At Hansen’s suggestion, Howard-Merutka conducted a 360-degree feedback process that gives business owners, managers and employees the opportunity to receive performance feedback anonymously from those who work with them. It also gives individuals an opportunity to assess themselves. The feedback allows each individual to understand how effective she is in the workplace and how she is viewed by superiors, peers and direct reports.

Through this process, Howard-Merutka learned she was seen as a good mentor and a very accessible manager — both of which were extremely important to her. “I also learned that I needed to be clearer in my communication with others and make sure others knew what I needed to be accomplished,” she says.

As a business owner and manager, Howard-Merutka's willingness to change is refreshing. Typically, “everyone thinks they aren't part of the problems in a company and so they don't need to change,” says Bob Anderson, CEO of The Leadership Circle, an international provider of leadership assessment tools and strategies. If managers aren't as willing as Howard-Merutka to do some self-assessment, Anderson suggests bringing members of the management team together and asking them to assess how they think the company is doing as an organization. “Once they assess themselves collectively, they can understand that since they're the ones saying what needs to be changed, they're the ones who are part of the problem,” says Anderson. When they see where they are and where they want the company to go, they may be more willing to engage in a performance management process.

So what is the goal of assessing performance? To help boost performance and, ultimately, the productivity of the business. Those organizations that have regular feedback mechanisms seem to function at a higher level, with less turnover and higher employee satisfaction. “Small companies can't afford to replace people and bring them up to speed in such a rapidly paced environment,” says Jaye Smith, president of Breakwater Consulting, an executive coaching and team-building firm.
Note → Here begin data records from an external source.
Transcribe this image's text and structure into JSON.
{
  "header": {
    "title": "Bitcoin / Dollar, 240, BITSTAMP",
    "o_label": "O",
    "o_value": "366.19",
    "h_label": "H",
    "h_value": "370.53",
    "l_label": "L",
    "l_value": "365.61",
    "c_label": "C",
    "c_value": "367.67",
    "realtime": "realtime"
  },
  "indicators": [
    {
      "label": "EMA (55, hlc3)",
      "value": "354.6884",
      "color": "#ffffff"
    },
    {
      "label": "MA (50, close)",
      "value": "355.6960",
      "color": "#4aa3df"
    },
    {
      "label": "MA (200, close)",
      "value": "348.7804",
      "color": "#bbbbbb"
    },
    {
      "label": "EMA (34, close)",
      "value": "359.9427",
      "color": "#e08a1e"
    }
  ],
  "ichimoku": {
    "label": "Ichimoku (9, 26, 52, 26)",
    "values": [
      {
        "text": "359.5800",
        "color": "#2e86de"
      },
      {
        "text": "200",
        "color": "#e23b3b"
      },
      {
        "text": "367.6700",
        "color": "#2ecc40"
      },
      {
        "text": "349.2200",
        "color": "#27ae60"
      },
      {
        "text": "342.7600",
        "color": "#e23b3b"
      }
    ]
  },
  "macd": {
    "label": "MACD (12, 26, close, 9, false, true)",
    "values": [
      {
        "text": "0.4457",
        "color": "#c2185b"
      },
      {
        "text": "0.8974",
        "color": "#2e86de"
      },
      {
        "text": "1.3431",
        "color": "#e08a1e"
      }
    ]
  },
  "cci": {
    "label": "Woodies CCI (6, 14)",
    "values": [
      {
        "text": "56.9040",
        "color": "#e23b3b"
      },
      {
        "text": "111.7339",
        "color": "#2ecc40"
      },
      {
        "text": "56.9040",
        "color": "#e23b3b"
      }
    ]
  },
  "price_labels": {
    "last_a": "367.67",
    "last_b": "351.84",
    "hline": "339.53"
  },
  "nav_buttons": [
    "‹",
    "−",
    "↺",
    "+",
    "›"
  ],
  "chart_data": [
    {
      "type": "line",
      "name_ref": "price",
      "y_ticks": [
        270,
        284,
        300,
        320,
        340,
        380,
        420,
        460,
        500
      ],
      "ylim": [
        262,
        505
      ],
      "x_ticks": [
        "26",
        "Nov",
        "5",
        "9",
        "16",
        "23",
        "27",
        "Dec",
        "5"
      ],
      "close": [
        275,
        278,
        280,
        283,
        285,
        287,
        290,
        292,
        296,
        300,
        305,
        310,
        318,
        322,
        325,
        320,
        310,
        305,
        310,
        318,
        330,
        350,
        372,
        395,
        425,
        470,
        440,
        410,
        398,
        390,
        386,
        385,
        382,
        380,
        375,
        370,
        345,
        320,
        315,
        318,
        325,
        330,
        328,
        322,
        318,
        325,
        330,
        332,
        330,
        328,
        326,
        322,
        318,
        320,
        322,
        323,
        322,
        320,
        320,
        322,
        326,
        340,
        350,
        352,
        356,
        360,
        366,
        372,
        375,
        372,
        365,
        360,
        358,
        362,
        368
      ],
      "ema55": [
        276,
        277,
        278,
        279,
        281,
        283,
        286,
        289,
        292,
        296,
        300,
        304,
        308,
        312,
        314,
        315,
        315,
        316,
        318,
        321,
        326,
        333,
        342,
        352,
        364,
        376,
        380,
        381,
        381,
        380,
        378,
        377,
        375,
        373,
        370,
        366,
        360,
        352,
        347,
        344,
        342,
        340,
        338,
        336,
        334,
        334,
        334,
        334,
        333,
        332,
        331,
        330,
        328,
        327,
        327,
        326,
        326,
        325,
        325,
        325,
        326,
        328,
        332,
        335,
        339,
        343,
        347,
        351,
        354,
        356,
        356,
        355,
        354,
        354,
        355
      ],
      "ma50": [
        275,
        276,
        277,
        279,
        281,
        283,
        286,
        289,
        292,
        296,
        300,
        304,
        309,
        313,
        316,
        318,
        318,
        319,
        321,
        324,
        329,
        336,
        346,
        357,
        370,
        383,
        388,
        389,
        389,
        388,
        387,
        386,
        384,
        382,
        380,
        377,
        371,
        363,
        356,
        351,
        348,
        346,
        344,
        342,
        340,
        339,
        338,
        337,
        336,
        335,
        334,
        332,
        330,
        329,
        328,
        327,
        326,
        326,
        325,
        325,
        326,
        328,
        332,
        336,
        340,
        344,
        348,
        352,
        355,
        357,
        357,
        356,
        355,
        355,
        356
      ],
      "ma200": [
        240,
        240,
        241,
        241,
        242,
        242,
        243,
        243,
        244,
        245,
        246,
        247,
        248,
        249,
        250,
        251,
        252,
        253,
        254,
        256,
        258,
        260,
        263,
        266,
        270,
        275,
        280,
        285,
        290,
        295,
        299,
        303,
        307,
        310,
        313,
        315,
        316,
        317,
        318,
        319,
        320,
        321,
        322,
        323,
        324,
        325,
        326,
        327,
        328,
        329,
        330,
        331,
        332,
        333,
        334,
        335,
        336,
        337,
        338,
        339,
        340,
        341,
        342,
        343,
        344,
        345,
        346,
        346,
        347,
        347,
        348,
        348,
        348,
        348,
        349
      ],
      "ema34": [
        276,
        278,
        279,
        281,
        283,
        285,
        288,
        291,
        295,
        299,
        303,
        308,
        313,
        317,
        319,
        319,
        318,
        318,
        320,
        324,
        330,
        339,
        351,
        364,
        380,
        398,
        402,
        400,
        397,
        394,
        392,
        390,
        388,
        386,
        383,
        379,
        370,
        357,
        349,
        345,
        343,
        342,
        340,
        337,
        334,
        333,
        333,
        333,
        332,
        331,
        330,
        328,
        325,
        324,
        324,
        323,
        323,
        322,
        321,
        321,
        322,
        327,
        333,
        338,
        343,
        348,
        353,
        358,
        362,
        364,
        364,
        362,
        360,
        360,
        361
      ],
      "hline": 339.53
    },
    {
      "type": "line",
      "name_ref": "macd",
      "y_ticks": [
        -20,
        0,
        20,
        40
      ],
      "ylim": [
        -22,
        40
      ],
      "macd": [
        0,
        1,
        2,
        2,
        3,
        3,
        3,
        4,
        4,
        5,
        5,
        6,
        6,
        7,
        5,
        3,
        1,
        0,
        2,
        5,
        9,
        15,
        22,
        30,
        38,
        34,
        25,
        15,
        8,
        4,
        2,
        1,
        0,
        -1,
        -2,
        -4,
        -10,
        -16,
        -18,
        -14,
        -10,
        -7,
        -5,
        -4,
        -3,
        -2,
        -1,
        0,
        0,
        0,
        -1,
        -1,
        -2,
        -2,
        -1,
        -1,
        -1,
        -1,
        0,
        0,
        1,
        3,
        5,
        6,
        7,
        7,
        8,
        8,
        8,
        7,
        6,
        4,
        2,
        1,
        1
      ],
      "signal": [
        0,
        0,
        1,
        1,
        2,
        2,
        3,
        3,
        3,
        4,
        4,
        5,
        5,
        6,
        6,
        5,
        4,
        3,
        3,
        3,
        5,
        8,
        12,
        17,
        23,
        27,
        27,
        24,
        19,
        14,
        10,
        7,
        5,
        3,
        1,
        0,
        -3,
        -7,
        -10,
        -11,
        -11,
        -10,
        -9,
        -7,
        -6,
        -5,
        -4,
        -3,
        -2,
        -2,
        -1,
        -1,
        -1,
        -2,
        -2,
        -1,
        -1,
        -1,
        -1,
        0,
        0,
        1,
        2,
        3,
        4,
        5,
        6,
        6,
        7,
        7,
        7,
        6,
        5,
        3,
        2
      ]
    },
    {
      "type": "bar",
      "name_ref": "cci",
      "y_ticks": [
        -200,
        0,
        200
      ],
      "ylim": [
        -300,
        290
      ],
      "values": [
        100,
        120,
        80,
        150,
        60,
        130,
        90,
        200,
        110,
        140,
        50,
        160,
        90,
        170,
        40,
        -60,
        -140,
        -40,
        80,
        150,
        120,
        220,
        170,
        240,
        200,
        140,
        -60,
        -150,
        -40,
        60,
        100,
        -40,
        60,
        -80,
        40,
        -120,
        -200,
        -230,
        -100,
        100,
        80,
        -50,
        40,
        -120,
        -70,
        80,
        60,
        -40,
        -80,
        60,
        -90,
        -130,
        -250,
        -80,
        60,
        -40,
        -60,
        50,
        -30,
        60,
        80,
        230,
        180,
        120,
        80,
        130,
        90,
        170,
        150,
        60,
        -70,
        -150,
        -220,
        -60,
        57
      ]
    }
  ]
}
How do you create a good review process if it’s not already in place? For companies just launching a performance management system, it's important to recognize that it doesn't happen all at once. You'll need to work with your human resources manager or a consultant to carefully design a system and plan how it will be implemented before you roll it out to evaluate your managers and employees.

A good performance management system should provide employees with the following basic benefits:

A clear job description and understanding of job expectations. In the absence of a clearly defined work role, an employee would likely formulate his own goals and objectives. In that case, your company suffers. Job descriptions should include position, title, reporting relationships, a summary of work and responsibilities, and expectations of skills, knowledge and behavior (both required and preferred).

Regular feedback about performance. Try to avoid the annual performance appraisal or review where employees can often feel like the process is an annual assault. Instead, “meet on a regular basis, even if just for 15 minutes,” says Smith. “Check in on how things are going, what people need to know, and keep connected to what is happening so that work can be leveraged and aligned,” she says. Check for understanding as well, rather than making assumptions.

Advice and action steps to improve performance. Whether you use the 360-degree feedback or another assessment tool, you want to make sure that you identify and set specific goals to help promote new behaviors, says Hansen. For example, to improve her communication skills, Howard-Merutka had a specific goal to ask the person she was working with whether or not there were any questions and if everything was available to get the job done.

Rewards for good performance. As the co-owner of the company, Howard-Merutka doesn't necessarily need or want the same kinds of rewards that her managers may require. For her, successfully growing her company may be reward enough. But it is important to build in incentives for managers and employees, whether they are performance-based bonuses or salary hikes based on performance.